NU Online News Service, Dec. 20, 12:04 p.m. EST

Commercial-lines insurers should continue to achieve measured rate increases, but will not see a return to "hard-market" conditions, as capital remains strong, according to Moody's Investors Service.

Citing the results of recent pricing surveys from Towers Watson, MarketScout and the Council of Insurance Agents and Brokers, Moody's says in its Weekly Credit Outlook that commercial lines are seeing a pricing upswing for the first time since 2004.

"We believe the latest rate increase is significant as it signals the first firming trend in over seven years and backs up what a number of leading commercial-lines carriers have communicated in recent earnings calls," Moody's says.

The rating agency adds that the increased pricing trends reflect improved underwriting discipline in reaction to challenges such as lower reserve releases, weather-related losses, low investment yields and a sluggish economy.

However, Moody's says that while it expects "further price strengthening," the rate of increase will be gradual due to the industry's level of capital.

"Historically, significant price strengthening in the [property and casualty] sector has occurred because of a weakening of the industry's capital position," says Moody's. "Today, industry capital remains relatively strong. As such, we expect only measured rate improvements rather than the return of a 'hard market,' defined by high rates, low limits and restricted coverage."

Moody's also says that, even though most lines have seen the bottoming out of pricing declines, some are still experiencing rate decreases.

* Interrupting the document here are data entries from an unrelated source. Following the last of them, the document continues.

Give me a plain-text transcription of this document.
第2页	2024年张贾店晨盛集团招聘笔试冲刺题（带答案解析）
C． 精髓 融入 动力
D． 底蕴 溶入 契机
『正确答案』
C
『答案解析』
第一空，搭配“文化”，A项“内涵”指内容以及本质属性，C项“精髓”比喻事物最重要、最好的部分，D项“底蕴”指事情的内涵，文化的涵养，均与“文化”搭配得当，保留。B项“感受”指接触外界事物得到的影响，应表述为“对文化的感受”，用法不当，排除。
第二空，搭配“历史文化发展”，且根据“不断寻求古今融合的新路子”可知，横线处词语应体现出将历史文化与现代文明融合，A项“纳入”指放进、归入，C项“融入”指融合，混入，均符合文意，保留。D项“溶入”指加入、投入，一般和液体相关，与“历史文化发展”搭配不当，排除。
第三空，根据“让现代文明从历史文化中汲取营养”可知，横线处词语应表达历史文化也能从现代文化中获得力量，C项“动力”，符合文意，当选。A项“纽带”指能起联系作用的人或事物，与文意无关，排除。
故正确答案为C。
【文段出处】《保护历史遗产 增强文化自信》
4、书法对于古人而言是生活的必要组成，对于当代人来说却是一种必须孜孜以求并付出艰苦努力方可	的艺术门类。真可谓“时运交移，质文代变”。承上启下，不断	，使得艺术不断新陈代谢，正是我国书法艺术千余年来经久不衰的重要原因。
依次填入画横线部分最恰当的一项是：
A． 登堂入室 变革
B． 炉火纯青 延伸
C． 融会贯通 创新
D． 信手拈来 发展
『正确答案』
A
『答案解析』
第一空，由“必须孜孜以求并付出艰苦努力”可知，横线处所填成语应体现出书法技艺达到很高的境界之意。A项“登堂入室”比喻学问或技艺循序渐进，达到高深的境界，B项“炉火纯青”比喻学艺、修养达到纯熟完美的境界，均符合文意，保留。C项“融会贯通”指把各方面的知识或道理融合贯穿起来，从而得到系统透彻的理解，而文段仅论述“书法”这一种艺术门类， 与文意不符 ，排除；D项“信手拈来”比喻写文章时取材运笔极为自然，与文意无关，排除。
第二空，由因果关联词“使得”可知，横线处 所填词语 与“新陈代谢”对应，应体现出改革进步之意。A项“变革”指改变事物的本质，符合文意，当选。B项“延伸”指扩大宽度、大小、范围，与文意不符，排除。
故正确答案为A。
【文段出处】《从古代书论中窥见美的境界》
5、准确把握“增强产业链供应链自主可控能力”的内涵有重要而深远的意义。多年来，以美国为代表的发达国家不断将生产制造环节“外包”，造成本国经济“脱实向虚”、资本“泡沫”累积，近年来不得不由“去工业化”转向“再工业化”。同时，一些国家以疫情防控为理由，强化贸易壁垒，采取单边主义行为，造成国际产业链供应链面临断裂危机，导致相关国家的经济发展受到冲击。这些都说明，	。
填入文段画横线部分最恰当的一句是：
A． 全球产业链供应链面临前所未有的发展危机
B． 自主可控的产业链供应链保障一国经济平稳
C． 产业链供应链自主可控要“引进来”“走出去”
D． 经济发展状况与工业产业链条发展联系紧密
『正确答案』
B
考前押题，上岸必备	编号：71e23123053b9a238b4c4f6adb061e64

Towers Watson's Commercial Lines Insurance Pricing Survey, for example, reveals that directors and officers liability rates show "significant declines for the second straight year," notes Moody's.

As for lines showing rate increases, Moody's says U.S. commercial property experienced rate increases for the second straight quarter, and workers' compensation rates increased for the third straight quarter. However, Moody's says workers' comp rates still remain inadequate to cover losses in 2012.